Parasites found in sushi-chain sashimi

Top News | Sophie Hui 16 Apr 2019

Parasites have been found in sashimi sold in sushi chains which can cause stomach illness, says the Consumer Council.

The council also found heavy metal in tuna that breached safety standards.

Two samples with roundworm were a tuna sashimi from Genki Sushi in Tai Koo, which also had worm eggs, and a salmon sashimi from Uo-Show in Tsuen Wan.

The watchdog said roundworm infection can cause abdominal pain, nausea and vomiting within one to 12 hours of ingestion.

If the parasites infected the small intestine, the person may have an abdominal pain and other allergic reactions within five to seven days. In severe cases gastrointestinal perforation may occur.

However, the council said it could not determine the species of the parasites or if the roundworms were alive as they had been chemically treated and their presence was small.

Such parasites can be killed when the fish is frozen at -20C for seven days or -35C for 20 hours, the watchdog said.

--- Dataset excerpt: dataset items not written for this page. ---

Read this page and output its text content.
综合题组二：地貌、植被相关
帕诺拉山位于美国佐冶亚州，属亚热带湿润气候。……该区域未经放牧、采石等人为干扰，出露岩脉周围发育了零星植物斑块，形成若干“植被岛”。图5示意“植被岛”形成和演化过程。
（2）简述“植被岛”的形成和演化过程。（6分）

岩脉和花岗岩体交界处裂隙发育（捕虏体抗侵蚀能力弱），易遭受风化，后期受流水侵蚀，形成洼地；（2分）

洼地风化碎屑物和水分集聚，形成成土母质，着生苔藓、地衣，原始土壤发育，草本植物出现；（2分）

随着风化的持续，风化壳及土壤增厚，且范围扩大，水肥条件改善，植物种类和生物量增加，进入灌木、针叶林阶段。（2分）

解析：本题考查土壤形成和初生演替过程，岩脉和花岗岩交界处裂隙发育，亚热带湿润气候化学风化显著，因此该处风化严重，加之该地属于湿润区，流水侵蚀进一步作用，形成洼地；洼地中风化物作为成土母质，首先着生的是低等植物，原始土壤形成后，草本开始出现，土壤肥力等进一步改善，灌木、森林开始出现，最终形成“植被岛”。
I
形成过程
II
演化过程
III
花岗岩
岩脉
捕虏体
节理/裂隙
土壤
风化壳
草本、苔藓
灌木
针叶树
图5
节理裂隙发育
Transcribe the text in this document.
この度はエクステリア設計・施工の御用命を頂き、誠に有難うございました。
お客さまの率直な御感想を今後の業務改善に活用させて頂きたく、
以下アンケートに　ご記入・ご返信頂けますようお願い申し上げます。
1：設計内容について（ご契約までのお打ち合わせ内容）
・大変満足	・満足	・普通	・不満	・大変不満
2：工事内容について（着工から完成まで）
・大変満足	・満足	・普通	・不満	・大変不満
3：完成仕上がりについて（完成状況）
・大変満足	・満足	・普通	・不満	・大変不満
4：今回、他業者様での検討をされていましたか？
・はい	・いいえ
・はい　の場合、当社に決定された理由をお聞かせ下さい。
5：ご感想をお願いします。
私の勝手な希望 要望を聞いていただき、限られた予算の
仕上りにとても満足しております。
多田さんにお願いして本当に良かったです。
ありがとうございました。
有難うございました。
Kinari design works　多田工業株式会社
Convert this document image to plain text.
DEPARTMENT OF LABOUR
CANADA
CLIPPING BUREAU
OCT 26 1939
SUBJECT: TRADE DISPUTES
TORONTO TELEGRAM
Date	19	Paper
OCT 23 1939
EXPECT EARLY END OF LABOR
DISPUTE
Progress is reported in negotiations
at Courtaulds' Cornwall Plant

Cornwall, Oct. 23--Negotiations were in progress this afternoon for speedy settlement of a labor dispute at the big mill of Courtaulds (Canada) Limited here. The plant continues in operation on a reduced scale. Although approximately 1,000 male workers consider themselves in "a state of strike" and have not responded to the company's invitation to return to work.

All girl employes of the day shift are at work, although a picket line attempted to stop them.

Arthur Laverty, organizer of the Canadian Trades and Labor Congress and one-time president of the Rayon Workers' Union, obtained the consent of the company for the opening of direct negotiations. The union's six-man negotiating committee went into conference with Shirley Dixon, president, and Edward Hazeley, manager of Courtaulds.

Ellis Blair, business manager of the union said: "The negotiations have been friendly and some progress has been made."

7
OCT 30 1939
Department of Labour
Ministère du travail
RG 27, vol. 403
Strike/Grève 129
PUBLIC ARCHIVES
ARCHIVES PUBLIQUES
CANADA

"But consumers should note that freezing cannot kill viruses or bacteria, so any fish or shellfish that is not fully cooked or is eaten raw poses a high risk of infection due to Vibrio, Salmonella, Norovirus and Hepatitis A virus, etc," said Nora Tam Fung-yee, chairwoman of the council's research and testing committee.

Among the 19 tuna and 31 salmon sashimi samples tested, only a salmon sample from Genki Sushi in Tsuen Wan did not contain methylmercury, an organic compound of mercury which can harm the human nervous system, especially the developing brain.

The level of methylmercury in 10 out of 19 tuna samples exceeded the local limit, which is not more than 0.5 parts per million (ppm) in solid food, including those sold in Itacho Sushi in Tai Koo, Sushi Tokumi in Sha Tin and Watami Japanese Casual Restaurant in Tsuen Wan.

A sample from Sushi Express in Tsuen Wan exceeded limits by two times at 1.48ppm, while a sample from Magstore Minisupermarket in Wan Chai was found to contain methylmercury at 1.23ppm.

The council's chief executive, Gilly Wong Fung-han, urged the manufacturers to follow the requirements in law strictly.

She also reminded people to handle the sashimi products carefully.

"First of all, you have to consume it as quickly as possible. Don't leave it at room temperature or even in refrigerator if you feel you can leave it to the next day to consume. This is completely wrong," said Wong.

Genki Sushi and Uo-Show said they disagreed with the council's test results, saying their food ingredients have always passed the government's food safety test.

The Center for Food Safety said it has taken samples from the stores to test based on the information provided by the council.